Masih lekat dalam ingatan kita pada 2018, sebanyak 41 dari 45 anggota DPRD Kota Malang menjadi tersangka Komisi Pemberantasan Korupsi (KPK) karena kasus suap pembahasan P-APBD Kota Malang tahun anggaran 2015. Hal itu menyebabkan pemerintahan legislatif Kota Malang lumpuh dan sejumlah agenda penting, seperti pembahasan Laporan Pertanggungjawaban Masa Akhir Jabatan Wali Kota dan Wakil Wali Kota Malang 2013–2018 dan pembahasan APBD Perubahan 2018 molor. Molornya sejumlah agenda DPRD Kota Malang menjadi salah satu bukti bahwa legislatif punya peranan penting dalam berjalannya pemerintahan suatu daerah.

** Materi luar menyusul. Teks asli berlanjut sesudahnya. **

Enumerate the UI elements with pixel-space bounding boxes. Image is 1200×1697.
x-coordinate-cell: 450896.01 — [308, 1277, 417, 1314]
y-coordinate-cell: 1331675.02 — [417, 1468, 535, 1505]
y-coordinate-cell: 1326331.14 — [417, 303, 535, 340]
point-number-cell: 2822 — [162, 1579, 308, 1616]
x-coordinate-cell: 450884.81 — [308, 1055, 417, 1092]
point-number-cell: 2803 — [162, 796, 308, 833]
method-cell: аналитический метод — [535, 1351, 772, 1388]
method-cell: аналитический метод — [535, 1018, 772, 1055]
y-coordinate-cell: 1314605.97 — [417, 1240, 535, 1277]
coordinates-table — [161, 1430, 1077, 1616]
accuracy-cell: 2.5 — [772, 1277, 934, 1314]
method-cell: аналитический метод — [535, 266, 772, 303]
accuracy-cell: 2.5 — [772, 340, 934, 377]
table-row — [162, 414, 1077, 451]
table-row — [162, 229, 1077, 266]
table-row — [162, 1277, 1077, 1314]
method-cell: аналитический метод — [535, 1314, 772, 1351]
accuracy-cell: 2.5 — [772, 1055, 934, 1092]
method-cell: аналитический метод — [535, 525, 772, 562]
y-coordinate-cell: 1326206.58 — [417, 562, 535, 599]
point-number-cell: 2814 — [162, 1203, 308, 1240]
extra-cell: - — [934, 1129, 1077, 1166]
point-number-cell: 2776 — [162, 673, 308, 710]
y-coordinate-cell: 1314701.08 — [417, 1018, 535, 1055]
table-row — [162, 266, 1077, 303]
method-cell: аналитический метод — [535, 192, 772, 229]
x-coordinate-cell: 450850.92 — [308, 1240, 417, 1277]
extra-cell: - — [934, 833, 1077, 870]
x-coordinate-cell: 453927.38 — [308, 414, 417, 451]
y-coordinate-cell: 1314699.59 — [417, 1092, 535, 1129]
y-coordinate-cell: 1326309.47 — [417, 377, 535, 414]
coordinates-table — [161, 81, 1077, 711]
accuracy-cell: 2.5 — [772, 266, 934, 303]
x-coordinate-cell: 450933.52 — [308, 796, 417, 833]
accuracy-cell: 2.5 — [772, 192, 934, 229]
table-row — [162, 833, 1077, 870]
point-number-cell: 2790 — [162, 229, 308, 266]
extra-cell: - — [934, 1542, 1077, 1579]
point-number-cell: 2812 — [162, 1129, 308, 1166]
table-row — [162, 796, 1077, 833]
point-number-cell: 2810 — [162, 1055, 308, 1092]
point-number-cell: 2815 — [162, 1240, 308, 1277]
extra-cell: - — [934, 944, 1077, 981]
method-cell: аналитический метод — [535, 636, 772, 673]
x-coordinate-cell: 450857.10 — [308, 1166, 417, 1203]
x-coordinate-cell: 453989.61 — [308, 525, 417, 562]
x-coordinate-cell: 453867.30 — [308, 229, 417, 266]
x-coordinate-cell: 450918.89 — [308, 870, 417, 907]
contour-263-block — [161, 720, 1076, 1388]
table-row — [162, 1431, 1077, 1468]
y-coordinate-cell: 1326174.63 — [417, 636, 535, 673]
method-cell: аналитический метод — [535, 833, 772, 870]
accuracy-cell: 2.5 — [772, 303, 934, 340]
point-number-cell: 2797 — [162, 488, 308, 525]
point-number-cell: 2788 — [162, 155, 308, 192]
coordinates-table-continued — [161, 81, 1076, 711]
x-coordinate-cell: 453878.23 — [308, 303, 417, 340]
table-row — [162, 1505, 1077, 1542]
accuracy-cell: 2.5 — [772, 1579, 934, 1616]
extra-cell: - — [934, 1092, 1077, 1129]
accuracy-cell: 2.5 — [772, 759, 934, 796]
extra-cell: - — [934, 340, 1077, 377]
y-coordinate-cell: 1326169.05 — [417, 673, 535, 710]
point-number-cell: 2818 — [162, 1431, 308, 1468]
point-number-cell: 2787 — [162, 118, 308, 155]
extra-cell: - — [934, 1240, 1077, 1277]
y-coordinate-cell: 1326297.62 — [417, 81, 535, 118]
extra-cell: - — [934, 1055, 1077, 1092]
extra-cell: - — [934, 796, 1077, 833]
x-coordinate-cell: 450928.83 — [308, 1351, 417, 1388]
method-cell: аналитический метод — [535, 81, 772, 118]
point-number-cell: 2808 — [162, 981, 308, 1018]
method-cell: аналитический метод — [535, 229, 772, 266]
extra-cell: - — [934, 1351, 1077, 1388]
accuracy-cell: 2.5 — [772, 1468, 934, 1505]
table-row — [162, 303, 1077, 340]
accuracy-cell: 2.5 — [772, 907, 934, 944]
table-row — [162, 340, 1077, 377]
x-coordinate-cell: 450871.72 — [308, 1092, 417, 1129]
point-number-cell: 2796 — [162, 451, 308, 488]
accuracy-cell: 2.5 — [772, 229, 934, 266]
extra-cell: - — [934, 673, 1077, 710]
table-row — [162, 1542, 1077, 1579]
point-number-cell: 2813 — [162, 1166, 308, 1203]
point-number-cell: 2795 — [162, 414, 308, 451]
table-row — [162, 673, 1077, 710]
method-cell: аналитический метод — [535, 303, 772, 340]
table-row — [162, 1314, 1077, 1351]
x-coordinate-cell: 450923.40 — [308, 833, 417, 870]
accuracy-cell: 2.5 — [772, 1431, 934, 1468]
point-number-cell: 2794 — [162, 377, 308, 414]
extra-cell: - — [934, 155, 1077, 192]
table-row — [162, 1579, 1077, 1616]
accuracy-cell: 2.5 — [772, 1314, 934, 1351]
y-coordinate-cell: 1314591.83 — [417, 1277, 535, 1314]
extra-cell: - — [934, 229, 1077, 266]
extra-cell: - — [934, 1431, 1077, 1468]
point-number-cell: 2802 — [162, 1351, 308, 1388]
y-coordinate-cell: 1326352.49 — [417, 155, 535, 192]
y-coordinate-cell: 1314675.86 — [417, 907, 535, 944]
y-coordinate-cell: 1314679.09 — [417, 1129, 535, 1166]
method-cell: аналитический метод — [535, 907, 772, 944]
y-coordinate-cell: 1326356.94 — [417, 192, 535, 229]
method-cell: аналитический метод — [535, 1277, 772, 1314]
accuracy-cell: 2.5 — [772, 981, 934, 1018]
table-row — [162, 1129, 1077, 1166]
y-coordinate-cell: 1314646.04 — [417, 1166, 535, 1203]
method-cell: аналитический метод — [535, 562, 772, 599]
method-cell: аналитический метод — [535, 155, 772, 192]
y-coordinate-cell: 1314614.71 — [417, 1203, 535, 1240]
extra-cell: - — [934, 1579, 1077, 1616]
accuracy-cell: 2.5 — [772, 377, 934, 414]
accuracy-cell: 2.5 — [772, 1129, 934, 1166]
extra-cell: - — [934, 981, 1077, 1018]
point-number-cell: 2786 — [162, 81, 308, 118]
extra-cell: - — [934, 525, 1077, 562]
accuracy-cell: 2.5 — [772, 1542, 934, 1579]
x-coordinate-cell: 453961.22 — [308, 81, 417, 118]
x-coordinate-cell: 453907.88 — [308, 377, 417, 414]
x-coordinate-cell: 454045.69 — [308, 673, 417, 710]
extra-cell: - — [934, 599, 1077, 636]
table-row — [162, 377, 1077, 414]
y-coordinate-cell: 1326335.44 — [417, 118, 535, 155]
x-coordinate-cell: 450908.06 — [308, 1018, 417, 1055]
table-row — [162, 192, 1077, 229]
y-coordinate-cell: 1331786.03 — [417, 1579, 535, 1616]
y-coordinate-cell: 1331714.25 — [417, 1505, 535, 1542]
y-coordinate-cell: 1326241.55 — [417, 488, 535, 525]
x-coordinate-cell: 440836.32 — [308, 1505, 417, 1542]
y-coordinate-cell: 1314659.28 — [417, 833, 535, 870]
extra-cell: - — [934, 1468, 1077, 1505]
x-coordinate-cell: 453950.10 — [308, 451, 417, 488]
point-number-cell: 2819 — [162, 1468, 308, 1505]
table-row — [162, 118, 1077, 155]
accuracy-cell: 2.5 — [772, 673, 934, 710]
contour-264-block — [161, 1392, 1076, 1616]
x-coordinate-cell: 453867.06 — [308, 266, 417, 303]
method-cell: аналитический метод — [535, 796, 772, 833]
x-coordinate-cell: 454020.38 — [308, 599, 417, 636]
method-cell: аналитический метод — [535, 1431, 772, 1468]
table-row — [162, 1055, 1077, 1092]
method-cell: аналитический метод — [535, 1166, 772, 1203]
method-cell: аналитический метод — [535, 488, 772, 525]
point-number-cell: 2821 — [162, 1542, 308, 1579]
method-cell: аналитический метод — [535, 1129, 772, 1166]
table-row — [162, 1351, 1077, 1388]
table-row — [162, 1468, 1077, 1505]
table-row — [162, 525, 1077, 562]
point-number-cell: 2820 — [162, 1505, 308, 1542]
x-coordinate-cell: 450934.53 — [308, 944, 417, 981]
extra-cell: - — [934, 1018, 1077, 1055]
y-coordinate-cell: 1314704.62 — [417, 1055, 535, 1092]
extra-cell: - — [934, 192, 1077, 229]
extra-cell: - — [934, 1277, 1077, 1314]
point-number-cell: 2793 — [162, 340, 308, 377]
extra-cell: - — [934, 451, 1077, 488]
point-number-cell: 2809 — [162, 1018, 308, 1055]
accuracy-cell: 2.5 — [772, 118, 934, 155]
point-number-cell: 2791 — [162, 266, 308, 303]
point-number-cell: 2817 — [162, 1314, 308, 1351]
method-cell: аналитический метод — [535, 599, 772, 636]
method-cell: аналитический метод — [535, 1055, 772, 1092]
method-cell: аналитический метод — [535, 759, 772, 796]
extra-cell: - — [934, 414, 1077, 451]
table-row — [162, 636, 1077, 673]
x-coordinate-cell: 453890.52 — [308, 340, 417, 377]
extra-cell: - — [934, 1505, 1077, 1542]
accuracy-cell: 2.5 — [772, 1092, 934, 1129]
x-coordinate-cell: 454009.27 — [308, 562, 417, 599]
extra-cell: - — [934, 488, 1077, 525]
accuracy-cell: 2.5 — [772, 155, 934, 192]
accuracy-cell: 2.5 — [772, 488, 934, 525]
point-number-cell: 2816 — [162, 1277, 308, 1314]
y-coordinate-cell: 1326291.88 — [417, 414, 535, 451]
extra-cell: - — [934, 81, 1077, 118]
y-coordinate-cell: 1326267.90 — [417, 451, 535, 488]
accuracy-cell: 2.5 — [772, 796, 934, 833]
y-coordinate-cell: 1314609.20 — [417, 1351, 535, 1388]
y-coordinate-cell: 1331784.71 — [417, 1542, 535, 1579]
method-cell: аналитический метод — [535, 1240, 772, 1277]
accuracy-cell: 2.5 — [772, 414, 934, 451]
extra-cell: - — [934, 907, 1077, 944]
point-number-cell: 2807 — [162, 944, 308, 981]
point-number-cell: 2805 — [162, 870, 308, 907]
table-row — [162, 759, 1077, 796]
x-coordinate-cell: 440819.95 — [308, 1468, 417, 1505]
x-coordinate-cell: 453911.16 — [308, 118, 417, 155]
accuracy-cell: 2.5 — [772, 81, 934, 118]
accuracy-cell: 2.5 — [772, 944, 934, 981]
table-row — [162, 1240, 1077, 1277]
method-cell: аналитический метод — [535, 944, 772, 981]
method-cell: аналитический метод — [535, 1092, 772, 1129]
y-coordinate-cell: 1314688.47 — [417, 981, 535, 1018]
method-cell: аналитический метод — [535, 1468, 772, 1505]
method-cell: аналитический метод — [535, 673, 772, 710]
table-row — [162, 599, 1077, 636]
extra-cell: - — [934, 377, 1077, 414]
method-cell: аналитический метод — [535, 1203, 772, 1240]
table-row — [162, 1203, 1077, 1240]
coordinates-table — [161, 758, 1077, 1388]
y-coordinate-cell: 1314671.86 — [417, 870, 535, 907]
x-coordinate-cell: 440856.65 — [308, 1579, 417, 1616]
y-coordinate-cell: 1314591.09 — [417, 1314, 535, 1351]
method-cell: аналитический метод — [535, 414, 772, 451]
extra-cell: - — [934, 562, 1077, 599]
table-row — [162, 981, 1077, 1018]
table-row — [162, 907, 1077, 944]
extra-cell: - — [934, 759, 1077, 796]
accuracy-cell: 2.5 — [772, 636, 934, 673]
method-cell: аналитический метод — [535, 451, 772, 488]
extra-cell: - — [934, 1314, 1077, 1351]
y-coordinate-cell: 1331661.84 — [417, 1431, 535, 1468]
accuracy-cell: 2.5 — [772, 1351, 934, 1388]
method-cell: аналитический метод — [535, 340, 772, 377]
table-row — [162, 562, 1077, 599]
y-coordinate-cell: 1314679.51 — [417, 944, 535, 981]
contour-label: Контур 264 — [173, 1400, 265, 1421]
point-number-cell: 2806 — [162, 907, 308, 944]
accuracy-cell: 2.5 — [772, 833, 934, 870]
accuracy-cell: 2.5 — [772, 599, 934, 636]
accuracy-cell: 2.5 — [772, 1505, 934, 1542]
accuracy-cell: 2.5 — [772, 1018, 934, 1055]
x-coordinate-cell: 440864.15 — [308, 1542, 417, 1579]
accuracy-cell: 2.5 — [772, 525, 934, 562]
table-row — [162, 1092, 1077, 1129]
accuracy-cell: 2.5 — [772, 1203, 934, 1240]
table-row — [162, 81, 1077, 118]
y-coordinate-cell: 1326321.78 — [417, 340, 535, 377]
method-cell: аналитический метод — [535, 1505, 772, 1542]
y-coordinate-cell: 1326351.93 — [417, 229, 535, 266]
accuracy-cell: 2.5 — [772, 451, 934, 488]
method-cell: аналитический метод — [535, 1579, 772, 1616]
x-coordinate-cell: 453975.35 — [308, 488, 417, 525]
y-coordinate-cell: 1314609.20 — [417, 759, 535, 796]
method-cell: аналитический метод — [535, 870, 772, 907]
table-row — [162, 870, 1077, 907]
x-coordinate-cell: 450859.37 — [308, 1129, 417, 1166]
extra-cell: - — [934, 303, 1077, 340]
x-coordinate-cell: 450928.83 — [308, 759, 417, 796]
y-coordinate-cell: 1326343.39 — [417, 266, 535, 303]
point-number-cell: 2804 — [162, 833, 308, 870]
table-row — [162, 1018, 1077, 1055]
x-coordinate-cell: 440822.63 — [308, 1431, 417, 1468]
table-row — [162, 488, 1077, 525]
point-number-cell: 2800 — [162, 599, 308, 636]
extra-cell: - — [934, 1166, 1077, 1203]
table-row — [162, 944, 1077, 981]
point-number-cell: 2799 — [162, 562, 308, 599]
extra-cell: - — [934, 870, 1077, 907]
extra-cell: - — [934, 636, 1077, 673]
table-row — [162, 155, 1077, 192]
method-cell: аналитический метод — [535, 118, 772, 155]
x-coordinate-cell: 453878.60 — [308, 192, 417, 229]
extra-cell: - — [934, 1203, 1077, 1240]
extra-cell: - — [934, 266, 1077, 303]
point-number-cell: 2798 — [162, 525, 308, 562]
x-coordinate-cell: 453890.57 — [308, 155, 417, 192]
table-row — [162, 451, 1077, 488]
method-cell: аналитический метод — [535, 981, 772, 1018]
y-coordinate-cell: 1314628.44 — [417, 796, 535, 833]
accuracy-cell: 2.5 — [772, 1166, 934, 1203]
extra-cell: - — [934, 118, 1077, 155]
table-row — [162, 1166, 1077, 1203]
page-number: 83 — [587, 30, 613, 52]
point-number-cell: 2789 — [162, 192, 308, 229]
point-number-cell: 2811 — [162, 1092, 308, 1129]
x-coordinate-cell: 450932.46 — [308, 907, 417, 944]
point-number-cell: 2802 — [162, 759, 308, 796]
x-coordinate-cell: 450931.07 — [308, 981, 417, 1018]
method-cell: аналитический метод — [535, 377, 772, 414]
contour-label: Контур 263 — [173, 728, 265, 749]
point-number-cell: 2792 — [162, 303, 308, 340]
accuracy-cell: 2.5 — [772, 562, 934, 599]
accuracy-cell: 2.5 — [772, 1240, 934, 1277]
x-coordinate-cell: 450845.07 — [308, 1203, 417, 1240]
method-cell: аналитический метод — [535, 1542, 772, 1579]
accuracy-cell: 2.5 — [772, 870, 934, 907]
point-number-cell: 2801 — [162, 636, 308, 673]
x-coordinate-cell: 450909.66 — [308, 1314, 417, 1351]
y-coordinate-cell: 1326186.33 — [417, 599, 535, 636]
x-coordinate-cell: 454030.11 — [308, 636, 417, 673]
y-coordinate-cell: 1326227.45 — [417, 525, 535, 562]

Fungsi DPRD sebagaimana termaktub dalam Undang-Undang Nomor 17/2014 tentang Majelis Permusyawaratan Rakyat, Dewan Perwakilan Rakyat, Dewan Perwakilan Daerah, dan Dewan Perwakilan Rakyat Daerah, yang salah satunya adalah membahas dan memberikan persetujuan rancangan APBD yang diajukan wali kota/bupati. APBD menjadi sasaran empuk para koruptor untuk bisa melanggengkan praktik korupsi. Praktik korupsi, seperti penyediaan barang, penyediaan jasa, hingga perjalanan dinas, seolah menjadi lumrah untuk “diakali” pemerintahan daerah. Belum lagi praktik patron-client di mana tender-tender pemerintahan daerah diatur sedemikian rupa untuk dimenangkan oleh kolega atau keluarga dari oknum kepala daerah.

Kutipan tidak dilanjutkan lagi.